"Ci chiamavano eroi, oggi non c’è un piano post Covid. Rischio caos per i pronto soccorso", l'allarme degli infermieri

Cullurà (Nursind): "Ferie e straordinari accumulati già dallo scorso autunno, personale sotto organico e infermieri costretti a coprire le falle. Atteggiamento irrispettoso da parte dell’azienda"

“Ferie e permessi accumulati già dallo scorso autunno, infermieri e operatori sociosanitari chiamati a coprire le falle di un organico carente da anni, mentre gli inserimenti derivanti da nuove assunzioni e mobilità vanno a rilento: l’Asl Toscana Sud Est dimostra un atteggiamento irrispettoso nei confronti del proprio personale, già provato da duri mesi di emergenza sanitaria”. E’ quanto denuncia Claudio Cullurà, responsabile territoriale per il Nursind, sindacato autonomo degli infermieri.

“Ci chiamavano eroi – dichiara – oggi non c’è un piano per gestire il post Covid. I presidi sanitari rischiano di andare in tilt. In particolare l’ospedale San Donato di Arezzo e quello di Nottola in Valdichiana suscitano preoccupazione. Già a settembre si registravano pesanti bilanci dal punto di vista di ferie e ore di straordinario non recuperato dal personale infermieristico, poi è scoppiata la pandemia, che ha messo in stand by qualunque richiesta da questo punto di vista. Ma oggi è improponibile l’idea di affrontare il periodo estivo senza un piano per le sostituzioni”.

Secondo Nursind, gli inserimenti derivanti dallo scorrimento della graduatoria, così come dalla mobilità tra aziende regionali procedono lentamentee non possono sopperire alla lacuna prodotta dal mancato rinnovo dei contratti interinali avvenuto alla fine di maggio, non appena la pandemia ha cominciato a rallentare.

“Serve un piano per dare fiato ai professionisti che hanno combattuto la battaglia del Covid19, facendo recuperare loro ferie e permessi accumulati prima, durante e dopo l’emergenza sanitaria”.

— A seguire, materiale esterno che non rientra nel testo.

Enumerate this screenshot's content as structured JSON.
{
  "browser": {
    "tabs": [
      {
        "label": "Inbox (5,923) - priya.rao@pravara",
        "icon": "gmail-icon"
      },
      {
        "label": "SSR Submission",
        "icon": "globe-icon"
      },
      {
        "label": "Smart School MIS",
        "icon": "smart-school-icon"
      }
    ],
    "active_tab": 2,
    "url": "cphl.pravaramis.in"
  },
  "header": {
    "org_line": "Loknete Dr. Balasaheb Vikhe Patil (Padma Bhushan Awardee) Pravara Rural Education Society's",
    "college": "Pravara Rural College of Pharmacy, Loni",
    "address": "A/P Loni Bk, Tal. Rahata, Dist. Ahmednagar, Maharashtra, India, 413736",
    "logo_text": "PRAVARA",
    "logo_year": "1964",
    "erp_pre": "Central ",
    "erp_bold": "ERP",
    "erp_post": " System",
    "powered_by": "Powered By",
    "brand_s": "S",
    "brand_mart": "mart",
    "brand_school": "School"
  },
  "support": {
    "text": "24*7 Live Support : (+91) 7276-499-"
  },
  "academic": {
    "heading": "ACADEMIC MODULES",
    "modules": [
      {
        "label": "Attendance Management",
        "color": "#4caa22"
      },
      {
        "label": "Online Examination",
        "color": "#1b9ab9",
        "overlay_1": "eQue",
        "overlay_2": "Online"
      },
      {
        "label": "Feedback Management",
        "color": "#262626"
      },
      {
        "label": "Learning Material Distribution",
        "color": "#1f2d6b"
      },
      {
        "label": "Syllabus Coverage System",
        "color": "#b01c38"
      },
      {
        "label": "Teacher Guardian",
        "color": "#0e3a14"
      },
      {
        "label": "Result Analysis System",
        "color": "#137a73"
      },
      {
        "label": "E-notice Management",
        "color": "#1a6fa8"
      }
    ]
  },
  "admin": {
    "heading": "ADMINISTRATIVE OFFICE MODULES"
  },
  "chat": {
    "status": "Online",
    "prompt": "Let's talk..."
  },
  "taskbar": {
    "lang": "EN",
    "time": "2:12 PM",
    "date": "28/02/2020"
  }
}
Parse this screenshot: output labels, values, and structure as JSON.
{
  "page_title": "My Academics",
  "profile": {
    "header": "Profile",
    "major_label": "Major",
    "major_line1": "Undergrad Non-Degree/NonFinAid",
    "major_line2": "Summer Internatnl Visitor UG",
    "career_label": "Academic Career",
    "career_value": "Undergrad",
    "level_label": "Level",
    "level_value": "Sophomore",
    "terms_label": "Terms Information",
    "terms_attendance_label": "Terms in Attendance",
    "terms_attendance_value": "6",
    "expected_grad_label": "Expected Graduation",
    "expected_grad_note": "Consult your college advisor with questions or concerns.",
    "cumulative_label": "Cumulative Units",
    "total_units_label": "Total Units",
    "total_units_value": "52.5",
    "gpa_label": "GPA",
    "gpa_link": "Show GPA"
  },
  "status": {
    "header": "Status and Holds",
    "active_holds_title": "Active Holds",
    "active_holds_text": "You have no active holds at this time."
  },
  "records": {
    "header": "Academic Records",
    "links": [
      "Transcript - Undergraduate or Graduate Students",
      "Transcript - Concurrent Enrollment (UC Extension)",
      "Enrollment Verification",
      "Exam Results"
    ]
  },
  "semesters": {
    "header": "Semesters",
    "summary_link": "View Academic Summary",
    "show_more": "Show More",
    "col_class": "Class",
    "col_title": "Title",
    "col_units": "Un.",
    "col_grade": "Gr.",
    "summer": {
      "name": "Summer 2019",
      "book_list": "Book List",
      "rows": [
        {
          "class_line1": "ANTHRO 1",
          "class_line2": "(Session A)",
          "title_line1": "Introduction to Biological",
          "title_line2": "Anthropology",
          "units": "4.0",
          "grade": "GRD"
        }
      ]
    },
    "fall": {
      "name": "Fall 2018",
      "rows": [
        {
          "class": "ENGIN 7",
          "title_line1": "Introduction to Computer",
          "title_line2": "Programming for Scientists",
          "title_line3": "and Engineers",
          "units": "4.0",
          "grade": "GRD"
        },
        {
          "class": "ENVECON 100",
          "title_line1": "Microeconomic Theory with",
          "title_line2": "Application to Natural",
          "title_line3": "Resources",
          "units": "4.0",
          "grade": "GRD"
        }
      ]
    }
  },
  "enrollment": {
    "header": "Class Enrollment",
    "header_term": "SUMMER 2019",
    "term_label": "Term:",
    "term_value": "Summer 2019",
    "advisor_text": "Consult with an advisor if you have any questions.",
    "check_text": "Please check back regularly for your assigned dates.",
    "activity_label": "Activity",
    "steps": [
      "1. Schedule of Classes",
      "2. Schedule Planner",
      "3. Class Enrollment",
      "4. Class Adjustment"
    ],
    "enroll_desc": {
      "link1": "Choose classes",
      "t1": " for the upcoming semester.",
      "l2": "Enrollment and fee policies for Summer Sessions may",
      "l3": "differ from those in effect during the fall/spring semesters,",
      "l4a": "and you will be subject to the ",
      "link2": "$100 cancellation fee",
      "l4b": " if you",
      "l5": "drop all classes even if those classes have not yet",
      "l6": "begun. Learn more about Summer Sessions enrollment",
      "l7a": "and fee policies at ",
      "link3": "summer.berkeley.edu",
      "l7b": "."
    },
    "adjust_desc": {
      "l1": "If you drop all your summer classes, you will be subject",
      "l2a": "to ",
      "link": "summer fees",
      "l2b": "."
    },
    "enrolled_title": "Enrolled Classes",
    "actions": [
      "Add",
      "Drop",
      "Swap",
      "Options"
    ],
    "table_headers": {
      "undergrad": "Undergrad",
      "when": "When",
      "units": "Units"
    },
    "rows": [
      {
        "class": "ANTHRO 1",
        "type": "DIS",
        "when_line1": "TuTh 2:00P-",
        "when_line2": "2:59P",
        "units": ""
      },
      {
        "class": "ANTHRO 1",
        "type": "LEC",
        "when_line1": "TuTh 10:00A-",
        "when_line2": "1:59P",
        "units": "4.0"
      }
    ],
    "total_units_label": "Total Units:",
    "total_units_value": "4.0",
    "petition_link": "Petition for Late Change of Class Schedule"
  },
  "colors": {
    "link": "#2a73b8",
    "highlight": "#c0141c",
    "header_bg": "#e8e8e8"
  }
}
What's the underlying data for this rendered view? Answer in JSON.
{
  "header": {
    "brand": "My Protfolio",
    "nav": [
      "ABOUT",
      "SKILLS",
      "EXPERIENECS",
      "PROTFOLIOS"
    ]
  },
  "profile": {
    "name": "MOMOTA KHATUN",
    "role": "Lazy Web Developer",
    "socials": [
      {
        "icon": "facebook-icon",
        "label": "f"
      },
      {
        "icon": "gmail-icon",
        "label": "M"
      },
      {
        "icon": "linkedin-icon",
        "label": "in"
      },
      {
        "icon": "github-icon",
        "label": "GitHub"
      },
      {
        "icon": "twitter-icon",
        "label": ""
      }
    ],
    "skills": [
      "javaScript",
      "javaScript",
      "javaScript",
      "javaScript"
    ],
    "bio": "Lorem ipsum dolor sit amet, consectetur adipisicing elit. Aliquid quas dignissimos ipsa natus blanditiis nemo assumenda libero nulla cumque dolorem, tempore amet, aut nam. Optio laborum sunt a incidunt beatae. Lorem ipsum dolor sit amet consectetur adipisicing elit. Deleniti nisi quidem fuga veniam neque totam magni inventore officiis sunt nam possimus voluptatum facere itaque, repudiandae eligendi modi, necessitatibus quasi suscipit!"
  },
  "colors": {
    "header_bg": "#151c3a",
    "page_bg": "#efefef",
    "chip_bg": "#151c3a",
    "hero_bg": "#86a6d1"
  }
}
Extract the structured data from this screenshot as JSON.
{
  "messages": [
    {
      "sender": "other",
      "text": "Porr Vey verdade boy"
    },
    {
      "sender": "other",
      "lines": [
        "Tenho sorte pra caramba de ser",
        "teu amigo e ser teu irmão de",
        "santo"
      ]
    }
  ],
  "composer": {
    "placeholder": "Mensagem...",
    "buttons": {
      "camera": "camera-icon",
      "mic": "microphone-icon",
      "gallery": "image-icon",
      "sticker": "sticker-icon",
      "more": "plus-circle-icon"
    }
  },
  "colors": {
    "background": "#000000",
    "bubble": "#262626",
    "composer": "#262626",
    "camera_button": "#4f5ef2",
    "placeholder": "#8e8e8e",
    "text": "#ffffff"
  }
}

“I pronto soccorso sono in estrema difficoltà – sottolinea il segretario Nursind – il personale in organico non riesce a gestire neanche l’ordinario: mantenere lo standard di qualità in queste condizioni è estremamente difficile. I turni di lavoro sono diventati insostenibili e sono riprese le lunghe attese da parte degli utenti. A questo si aggiunge una possibile chiusura della tenda pre-triage fuori dai presidi ospedalieri, che comporterebbe un’ulteriore riduzione dello schema di servizio. Ad ulteriore beffa, ancora non vi è alcuna certezza che il bonus regionale possa venire erogato ai dipendenti nelle buste paga di luglio”.

“Non c’è un piano di sostituzioni, l’Azienda non ha previsto niente: un atteggiamento illogico, irrispettoso e poco serio. A dimostrazione di ciò basti pensare che i piani dei turni vengono pubblicati il 29 o 30 del mese, perché i coordinatori non sanno come affrontare il mese successivo. Un’azienda seria dovrebbe essere in grado di pianificare sul medio-lungo periodo: pretendiamo che l’Asl Toscana Sud Est dimostri di essere all’altezza dei cittadini che ne fanno parte, come pazienti e come professionisti”.